The train passed within a kilometre of her home in Newlands, so the train engineer would stop there and let her off in the middle of the night. Her step-father met her with a lantern and together they trod across the road and up the long drive to the farmhouse.
She met her husband, Ron, while on a blind date with his brother, at a park in Calgary. Ron saw her from the other side of the river, swam across, and introduced himself. Ruth said that she thought Ron much more handsome than his brother. They married soon after her graduation. Four children were born. Ron had itchy feet and the family moved frequently. Ruth made a home wherever she found herself - USA, Chile, Namibia, Mexico, Guatemala, and numerous places in Canada. After Ron passed away 18 years ago, she moved back to Alberta, to be near family.
I learned much from my mother-in-law: how to pack boxes and crates for overseas moves, how to make Yorkshire Pudding, a great pastry recipe, the importance of not complaining when life doesn't go my way, and so, so much more.
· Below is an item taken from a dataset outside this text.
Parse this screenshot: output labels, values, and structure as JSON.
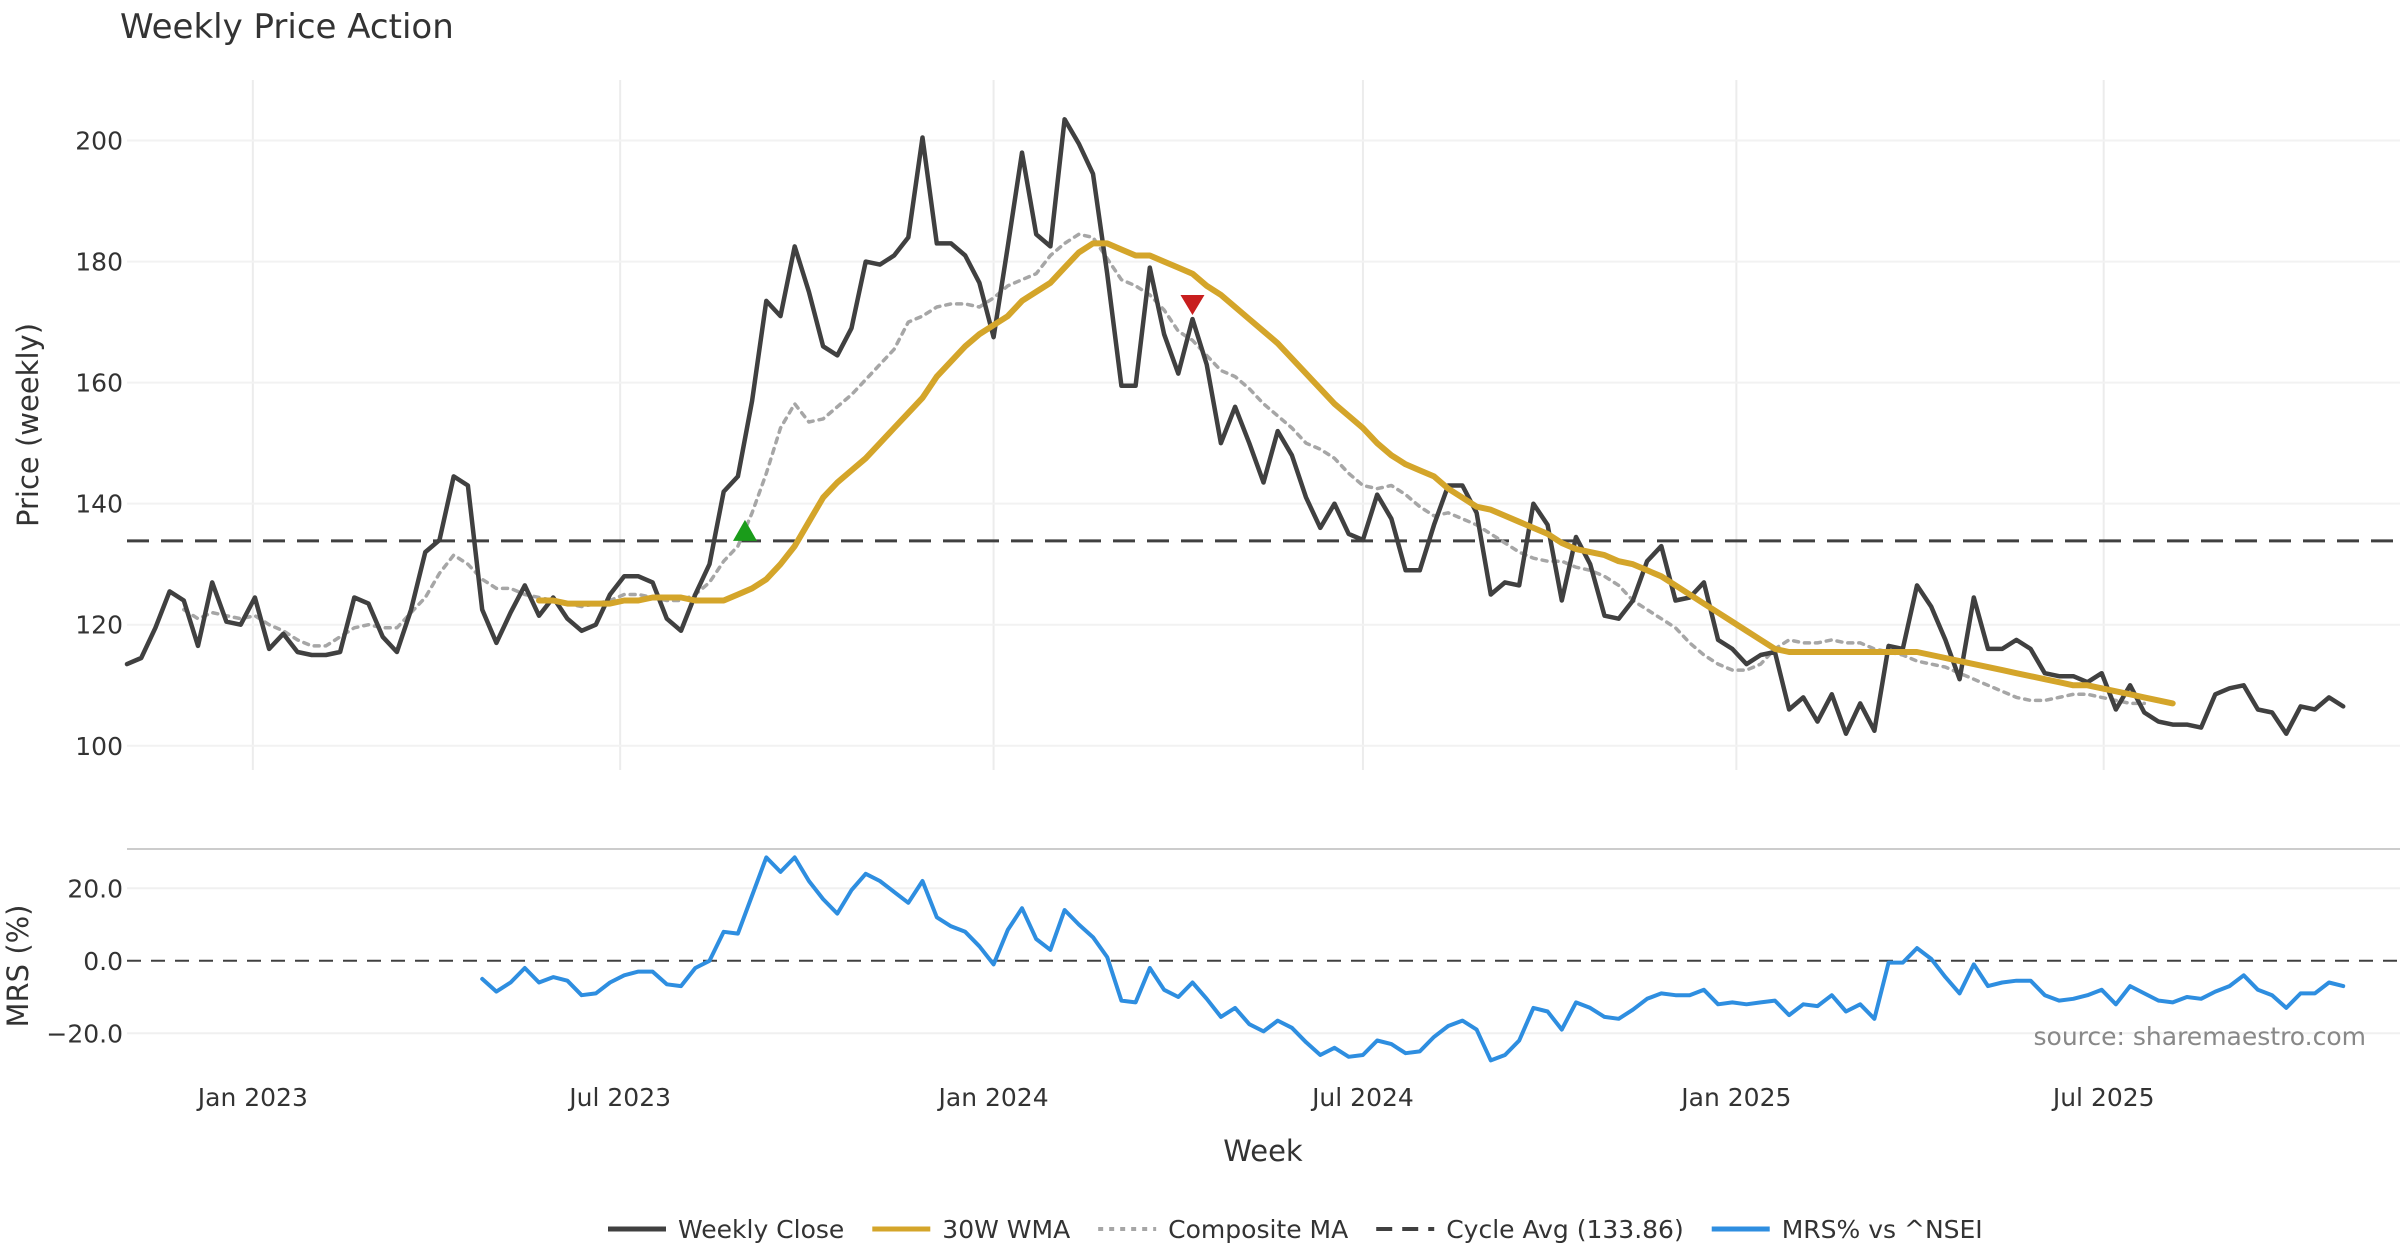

She used more black pepper than anyone I've ever known and she was generous with her time and resources. She set out to make friends wherever she was, although in her later years, because of hearing and sight loss, she kept more and more to herself. However, she was always happy to chat on the phone or visit in person when we were there. We did learn not to call on Sunday evenings when Downton Abbey was on for she was quite enthralled with the first few seasons.
The first summer we were married, she brought over this Pinwheel crystal brandy snifter containing a rose from her garden. Just because. She was like that. If she saw something she thought someone else would enjoy, she shared it.
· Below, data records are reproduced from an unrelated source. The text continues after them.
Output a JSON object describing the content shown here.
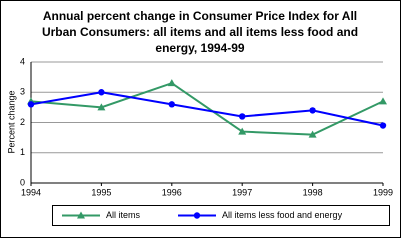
{
  "chart_data": {
    "type": "line",
    "title": "Annual percent change in Consumer Price Index for All Urban Consumers:  all items and all items less food and energy, 1994-99",
    "ylabel": "Percent change",
    "x": [
      1994,
      1995,
      1996,
      1997,
      1998,
      1999
    ],
    "xlim": [
      1994,
      1999
    ],
    "xticks": [
      1994,
      1995,
      1996,
      1997,
      1998,
      1999
    ],
    "ylim": [
      0,
      4
    ],
    "yticks": [
      0,
      1,
      2,
      3,
      4
    ],
    "grid": true,
    "legend": "bottom",
    "series": [
      {
        "name": "All items",
        "color": "#339966",
        "marker": "triangle",
        "values": [
          2.7,
          2.5,
          3.3,
          1.7,
          1.6,
          2.7
        ]
      },
      {
        "name": "All items less food and energy",
        "color": "#0000ff",
        "marker": "circle",
        "values": [
          2.6,
          3.0,
          2.6,
          2.2,
          2.4,
          1.9
        ]
      }
    ]
  }
}
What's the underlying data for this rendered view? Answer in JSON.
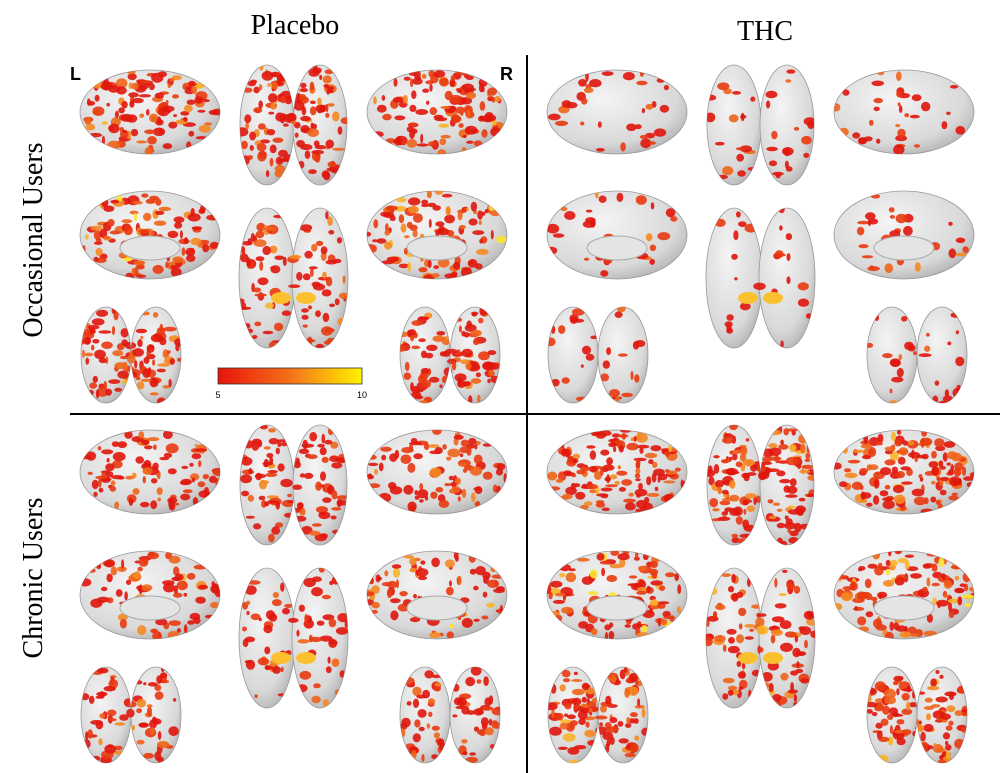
{
  "columns": [
    "Placebo",
    "THC"
  ],
  "rows": [
    "Occasional Users",
    "Chronic Users"
  ],
  "hemisphere_labels": {
    "left": "L",
    "right": "R"
  },
  "colorbar": {
    "min": 5,
    "max": 10
  }
}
Of course the best gift she gave me was raising her son, my Tim, to be the wonderful man he is today. I'm so thankful for his love and steadiness, his dry sense of humour much like his mother's, and so much more.
One of the last photos of Mum, taken in March of this year, at her daughter's wedding. She was so glad to be there. Family was so important to her. And faith. She loved us all well and prayed for each one of her children, grandchildren and great-grandchildren.
She would have been 87 tomorrow; she passed away just three months ago come Sunday. We miss her. Happy Heavenly Birthday, Mum.